Elektrolastwagen vermehren sich flott. Richtig eingesetzt sind sie ein Gewinnbringer. Inzwischen werden nahezu 20 % der neuen Lastwagen mit elektrischem Antrieb verkauft. Wer Kilometer macht, einigermassen vernünftig disponieren kann und den Strom auf dem eigenen Platz bekommt, wird in den nächsten Jahren profitieren.
Mühsam wird es erst, wenn das Aufladen der Batterie unnütze Wartezeiten ergibt. Idealerweise reicht die Batterie für einen Tageseinsatz oder sie kann bei einer Mittagspause nachgeladen werden. Muss gewartet werden, bis eine Ladesäule frei ist, oder muss extern nachgeladen werden, heisst das meistens, dass der Chauffeur seine Zeit beim Fahrzeug verbringen muss. Je nach Bedarf und Leistung der Ladesäule kann dies ein bis zwei Stunden dauern.
Muss der Chauffeur warten, bis die Säule frei wird, ist das als Arbeitszeit zu werten. Wird die Säule frei, muss er aufpassen, dass kein anderer zuvorkommt. Die Zeit beim Einschalten und Abschliessen des Ladevorgangs gilt als Arbeitszeit.

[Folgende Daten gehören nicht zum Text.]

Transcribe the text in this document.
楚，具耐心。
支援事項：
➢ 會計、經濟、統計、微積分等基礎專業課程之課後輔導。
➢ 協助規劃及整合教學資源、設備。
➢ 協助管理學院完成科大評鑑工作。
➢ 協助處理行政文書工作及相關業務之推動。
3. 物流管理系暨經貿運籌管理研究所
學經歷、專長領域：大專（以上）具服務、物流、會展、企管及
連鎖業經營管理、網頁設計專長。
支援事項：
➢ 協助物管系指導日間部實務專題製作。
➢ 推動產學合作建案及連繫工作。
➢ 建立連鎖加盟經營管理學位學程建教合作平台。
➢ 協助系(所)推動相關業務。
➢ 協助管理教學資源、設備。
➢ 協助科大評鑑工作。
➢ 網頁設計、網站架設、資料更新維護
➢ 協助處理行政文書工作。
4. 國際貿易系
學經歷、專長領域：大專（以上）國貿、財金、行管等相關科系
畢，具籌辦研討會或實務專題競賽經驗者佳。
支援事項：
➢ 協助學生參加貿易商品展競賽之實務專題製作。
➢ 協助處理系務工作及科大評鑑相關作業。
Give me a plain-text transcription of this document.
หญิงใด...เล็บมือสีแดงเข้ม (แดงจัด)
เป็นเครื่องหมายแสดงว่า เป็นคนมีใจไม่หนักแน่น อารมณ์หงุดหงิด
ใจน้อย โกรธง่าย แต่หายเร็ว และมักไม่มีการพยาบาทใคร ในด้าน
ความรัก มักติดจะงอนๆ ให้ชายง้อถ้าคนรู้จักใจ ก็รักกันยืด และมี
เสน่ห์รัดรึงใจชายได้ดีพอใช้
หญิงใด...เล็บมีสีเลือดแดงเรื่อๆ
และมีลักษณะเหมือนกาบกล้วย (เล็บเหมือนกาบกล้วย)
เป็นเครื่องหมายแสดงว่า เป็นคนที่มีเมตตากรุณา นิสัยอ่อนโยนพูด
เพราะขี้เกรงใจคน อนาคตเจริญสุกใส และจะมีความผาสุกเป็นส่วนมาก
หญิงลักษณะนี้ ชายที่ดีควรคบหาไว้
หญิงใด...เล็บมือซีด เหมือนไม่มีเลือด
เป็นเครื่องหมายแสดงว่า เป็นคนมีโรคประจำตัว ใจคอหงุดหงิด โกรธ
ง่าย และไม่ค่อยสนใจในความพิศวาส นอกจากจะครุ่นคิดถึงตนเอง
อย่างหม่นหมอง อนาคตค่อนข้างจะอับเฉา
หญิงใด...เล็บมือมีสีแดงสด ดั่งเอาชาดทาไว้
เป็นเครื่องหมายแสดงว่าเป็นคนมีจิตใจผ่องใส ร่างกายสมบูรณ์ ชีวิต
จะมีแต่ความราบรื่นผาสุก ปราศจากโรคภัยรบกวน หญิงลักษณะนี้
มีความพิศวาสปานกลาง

Muss man den Ladevorgang nicht überwachen, kann man die Dauer des Ladevorgangs abschätzen, und die Zeit gilt als Bereitschaftszeit. Bereitschaftszeit ist zu entlöhnen oder als Arbeitszeit gutzuschreiben. Kann die Zeit während des Ladevorgangs als sinnvolle Pause genutzt werden, etwa zur Verpflegung, darf der Fahrtschreiber auch auf Pause gestellt werden.
Viele Ladestationen entlang der Autobahn haben allerdings keine Verpflegungsmöglichkeiten in der Nähe – folglich gilt dort Bereitschaftszeit. Das ist nicht so tragisch, Bereitschaftszeit wird als Lenkzeitpause gerechnet. Wer anstelle einer Lenkzeitpause genügend Bereitschaftszeit hat, kann nach dem Laden weiterfahren. Aber: Herumstehen für die Firma gehört bezahlt. Bereitschaftszeit, die auf dem Fahrtschreiber erfasst ist, lässt sich bei Bedarf juristisch einfordern und ist gut fürs Lohnkonto.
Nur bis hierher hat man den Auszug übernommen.